March 19 2013, 13:47:52 UTC 2 months ago

Listen and mimic, listen and mimic, and then listen and mimic some more. :) Most of us get stuck on 2nd tone because "Up? How do I do that?" It works a lot better the less I think about it when trying to pronounce it. (and in trying to not think about it, guess what happens? :D) I recognise 4th tone because it "feels" short and final, even when it's same length as the others.

For the j q x, ch zh sh, and z c s sounds, although teachers (and books) tend to want to bunch them together to teach the differences by comparing them, what worked for me was to pick one and focus on just that one until I felt I had it figured out. Being able to make the sound is the key to recognising it.

Personal favourite: https://www.youtube.com/watch?v=b9Ayvjy-Dgs Song, about 6 mins. Cute as heck.

muckefuck

March 19 2013, 14:29:07 UTC 2 months ago

Learning lexical tones has nothing whatever to do with musical ability. Think about it--this is a language which has to be spoken by everybody in its country of origin. You already hear and use all four tones when you speak English, you just don't aren't aware of it.

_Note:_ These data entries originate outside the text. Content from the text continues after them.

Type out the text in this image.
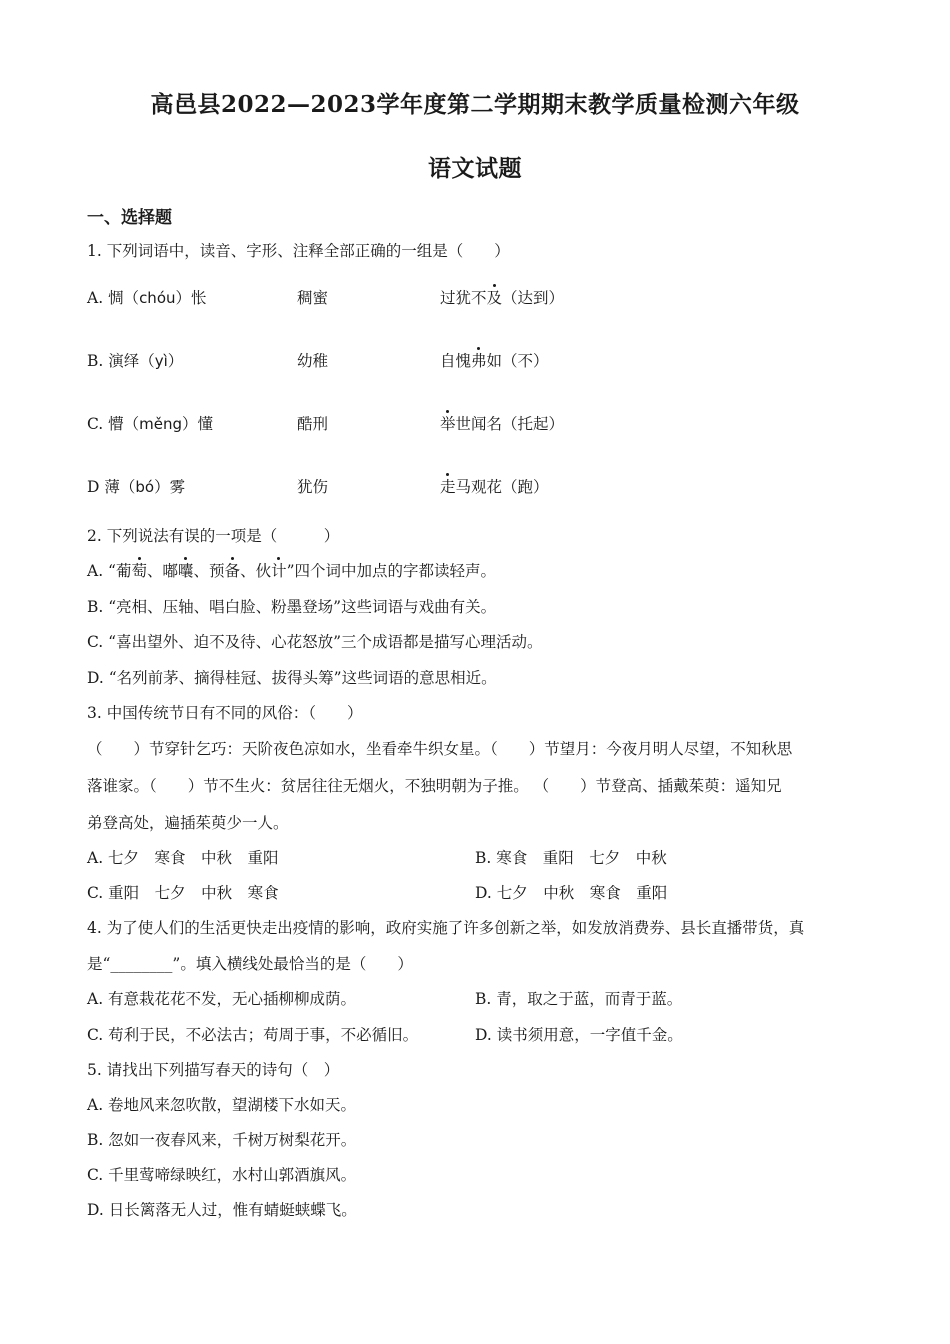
高邑县2022—2023学年度第二学期期末教学质量检测六年级
语文试题
一、选择题
1. 下列词语中，读音、字形、注释全部正确的一组是（　　）
A. 惆（chóu）怅	稠蜜	过犹不及（达到）
B. 演绎（yì）	幼稚	自愧弗如（不）
C. 懵（měng）懂	酷刑	举世闻名（托起）
D 薄（bó）雾	犹伤	走马观花（跑）
2. 下列说法有误的一项是（　　　）
A. “葡萄、嘟囔、预备、伙计”四个词中加点的字都读轻声。
B. “亮相、压轴、唱白脸、粉墨登场”这些词语与戏曲有关。
C. “喜出望外、迫不及待、心花怒放”三个成语都是描写心理活动。
D. “名列前茅、摘得桂冠、拔得头筹”这些词语的意思相近。
3. 中国传统节日有不同的风俗：（　　）
（　　）节穿针乞巧：天阶夜色凉如水，坐看牵牛织女星。（　　）节望月：今夜月明人尽望，不知秋思
落谁家。（　　）节不生火：贫居往往无烟火，不独明朝为子推。 （　　）节登高、插戴茱萸：遥知兄
弟登高处，遍插茱萸少一人。
A. 七夕　寒食　中秋　重阳	B. 寒食　重阳　七夕　中秋
C. 重阳　七夕　中秋　寒食	D. 七夕　中秋　寒食　重阳
4. 为了使人们的生活更快走出疫情的影响，政府实施了许多创新之举，如发放消费券、县长直播带货，真
是“________”。填入横线处最恰当的是（　　）
A. 有意栽花花不发，无心插柳柳成荫。	B. 青，取之于蓝，而青于蓝。
C. 苟利于民，不必法古；苟周于事，不必循旧。	D. 读书须用意，一字值千金。
5. 请找出下列描写春天的诗句（　）
A. 卷地风来忽吹散，望湖楼下水如天。
B. 忽如一夜春风来，千树万树梨花开。
C. 千里莺啼绿映红，水村山郭酒旗风。
D. 日长篱落无人过，惟有蜻蜓蛱蝶飞。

First tone: Mom... (Just thinking of you.)
Second tone: Mom? (Are you there?)
Third tone: Mohhhhhm (C'mon, I really really want it!)
Fourth tone: Mom! (I need you right now!)

laudre

March 19 2013, 15:53:14 UTC 2 months ago

This is pretty much what I would have said.

We already use tone semantically in English, after all. It's just taking that same principle and extending it to having a lexical function.

pgdudda

March 19 2013, 22:40:17 UTC 2 months ago

This. And lots of practice. It helps that the z/c/s j/q/x and zh/ch/sh sets are in complementary distribution with respect to surface vowels (the underlying vowels are a different matter, and vary in number from 2 to 6 depending on whose analysis you believe).

nyxelestia

March 20 2013, 00:30:19 UTC 2 months ago

complementary distribution with respect to surface vowels (the underlying vowels are a different matter, and vary in number from 2 to 6 depending on whose analysis you believe)

I'm not going to lie, I have no idea what you mean here.

muckefuck

March 20 2013, 01:03:34 UTC 2 months ago Edited:  March 20 2013, 01:04:34 UTC

"Complementary distribution" means that they never occur in the same phonetic environment. "Dark" (i.e. velarised) l and "light" l are said to be in complementary distribution in American English because the former is found only in syllable codas and the latter only in onsets. That is, in the word lilt, the first l is light and the second dark. Compare this to, say, Russian, where both dark and light l can occur in any position.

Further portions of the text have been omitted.